- Erriba
- Coordinates: 41°26′24″S 146°06′48″E﻿ / ﻿41.44000°S 146.11333°E
- Population: 47 (2016 census)
- Postcode(s): 7310
- Location: 37 km (23 mi) SW of Sheffield
- LGA(s): Kentish
- Region: North-west and west
- State electorate(s): Lyons
- Federal division(s): Lyons
Localities around Erriba:
| Nietta | Wilmot | Promised Land, Wilmot |
| South Nietta | Erriba | Staverton |
| Moina | Moina, Cethana | Cethana |

= Erriba, Tasmania =

Erriba is a rural locality in the local government area (LGA) of Kentish in the North-west and west LGA region of Tasmania. The locality is about 37 km south-west of the town of Sheffield. The 2016 census recorded a population of 47 for the state suburb of Erriba.

==History==
Erriba was gazetted as a locality in 1965. The name is believed to be an Aboriginal word for “cockatoo”.

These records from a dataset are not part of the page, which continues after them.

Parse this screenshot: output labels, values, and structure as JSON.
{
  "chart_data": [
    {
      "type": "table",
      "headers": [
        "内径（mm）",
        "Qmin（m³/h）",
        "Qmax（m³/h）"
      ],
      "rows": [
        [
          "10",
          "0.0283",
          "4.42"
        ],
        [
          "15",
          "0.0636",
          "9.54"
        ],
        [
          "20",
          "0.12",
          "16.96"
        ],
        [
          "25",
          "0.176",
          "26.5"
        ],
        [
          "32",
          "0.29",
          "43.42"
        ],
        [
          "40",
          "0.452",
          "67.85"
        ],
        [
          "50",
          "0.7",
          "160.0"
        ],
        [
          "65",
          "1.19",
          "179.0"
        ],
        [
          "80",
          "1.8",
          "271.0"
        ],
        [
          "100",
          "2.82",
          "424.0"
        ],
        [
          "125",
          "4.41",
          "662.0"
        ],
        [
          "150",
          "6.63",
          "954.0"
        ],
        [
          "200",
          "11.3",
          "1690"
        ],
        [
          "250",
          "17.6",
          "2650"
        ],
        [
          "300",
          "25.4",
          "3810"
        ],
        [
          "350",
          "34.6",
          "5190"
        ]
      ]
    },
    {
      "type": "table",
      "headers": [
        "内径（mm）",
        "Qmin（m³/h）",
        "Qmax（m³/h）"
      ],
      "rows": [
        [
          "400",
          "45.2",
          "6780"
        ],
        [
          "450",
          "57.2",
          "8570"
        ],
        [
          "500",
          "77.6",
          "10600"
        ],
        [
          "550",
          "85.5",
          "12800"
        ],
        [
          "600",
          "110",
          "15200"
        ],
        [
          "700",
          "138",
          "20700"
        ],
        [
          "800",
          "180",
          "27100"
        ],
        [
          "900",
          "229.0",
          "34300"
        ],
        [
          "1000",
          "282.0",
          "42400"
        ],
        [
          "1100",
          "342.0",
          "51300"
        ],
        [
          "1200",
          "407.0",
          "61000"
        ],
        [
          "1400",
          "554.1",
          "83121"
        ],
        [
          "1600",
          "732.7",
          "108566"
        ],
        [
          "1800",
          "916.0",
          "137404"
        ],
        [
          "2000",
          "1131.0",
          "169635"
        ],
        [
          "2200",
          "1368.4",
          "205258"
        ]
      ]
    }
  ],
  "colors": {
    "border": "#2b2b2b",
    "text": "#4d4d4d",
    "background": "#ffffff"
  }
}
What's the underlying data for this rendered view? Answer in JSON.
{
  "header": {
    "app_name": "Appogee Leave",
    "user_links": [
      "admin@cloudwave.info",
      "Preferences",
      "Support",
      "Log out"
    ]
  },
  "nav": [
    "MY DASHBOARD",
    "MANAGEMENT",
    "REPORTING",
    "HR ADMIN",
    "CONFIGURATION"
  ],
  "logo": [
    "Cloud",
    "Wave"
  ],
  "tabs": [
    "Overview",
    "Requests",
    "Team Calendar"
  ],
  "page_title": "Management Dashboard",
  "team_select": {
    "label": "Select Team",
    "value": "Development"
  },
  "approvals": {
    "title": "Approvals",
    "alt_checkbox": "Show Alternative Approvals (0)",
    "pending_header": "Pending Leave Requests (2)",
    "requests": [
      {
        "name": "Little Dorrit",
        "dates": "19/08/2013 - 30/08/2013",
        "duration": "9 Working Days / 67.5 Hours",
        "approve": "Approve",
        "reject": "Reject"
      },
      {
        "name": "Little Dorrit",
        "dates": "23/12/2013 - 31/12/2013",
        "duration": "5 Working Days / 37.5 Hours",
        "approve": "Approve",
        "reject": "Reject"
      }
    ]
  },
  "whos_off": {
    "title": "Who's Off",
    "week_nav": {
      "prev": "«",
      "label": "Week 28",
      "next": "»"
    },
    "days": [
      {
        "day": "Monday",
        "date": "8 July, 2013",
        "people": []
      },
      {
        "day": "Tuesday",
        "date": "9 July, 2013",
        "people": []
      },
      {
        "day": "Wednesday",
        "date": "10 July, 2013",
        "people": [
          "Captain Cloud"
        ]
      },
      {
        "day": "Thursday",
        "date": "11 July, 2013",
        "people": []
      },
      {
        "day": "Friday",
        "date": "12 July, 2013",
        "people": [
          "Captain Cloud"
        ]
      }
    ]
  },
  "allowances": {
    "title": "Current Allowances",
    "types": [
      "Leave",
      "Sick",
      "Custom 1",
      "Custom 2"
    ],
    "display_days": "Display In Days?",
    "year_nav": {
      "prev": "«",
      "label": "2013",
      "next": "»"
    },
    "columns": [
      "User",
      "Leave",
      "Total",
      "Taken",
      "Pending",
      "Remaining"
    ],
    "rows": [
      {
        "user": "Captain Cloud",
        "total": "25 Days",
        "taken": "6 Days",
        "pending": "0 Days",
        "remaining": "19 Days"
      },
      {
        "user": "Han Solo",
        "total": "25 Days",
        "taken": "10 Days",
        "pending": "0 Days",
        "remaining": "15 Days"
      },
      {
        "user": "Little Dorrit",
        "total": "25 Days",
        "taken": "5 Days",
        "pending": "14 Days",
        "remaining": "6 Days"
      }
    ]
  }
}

A post office of that name was opened in 1910.

==Geography==
The Wilmot River forms the western boundary, and the Forth River forms part of the eastern.

==Road infrastructure==
Route C132 (Cradle Mountain Road) passes through from north-east to south, and then follows the southern boundary for some distance.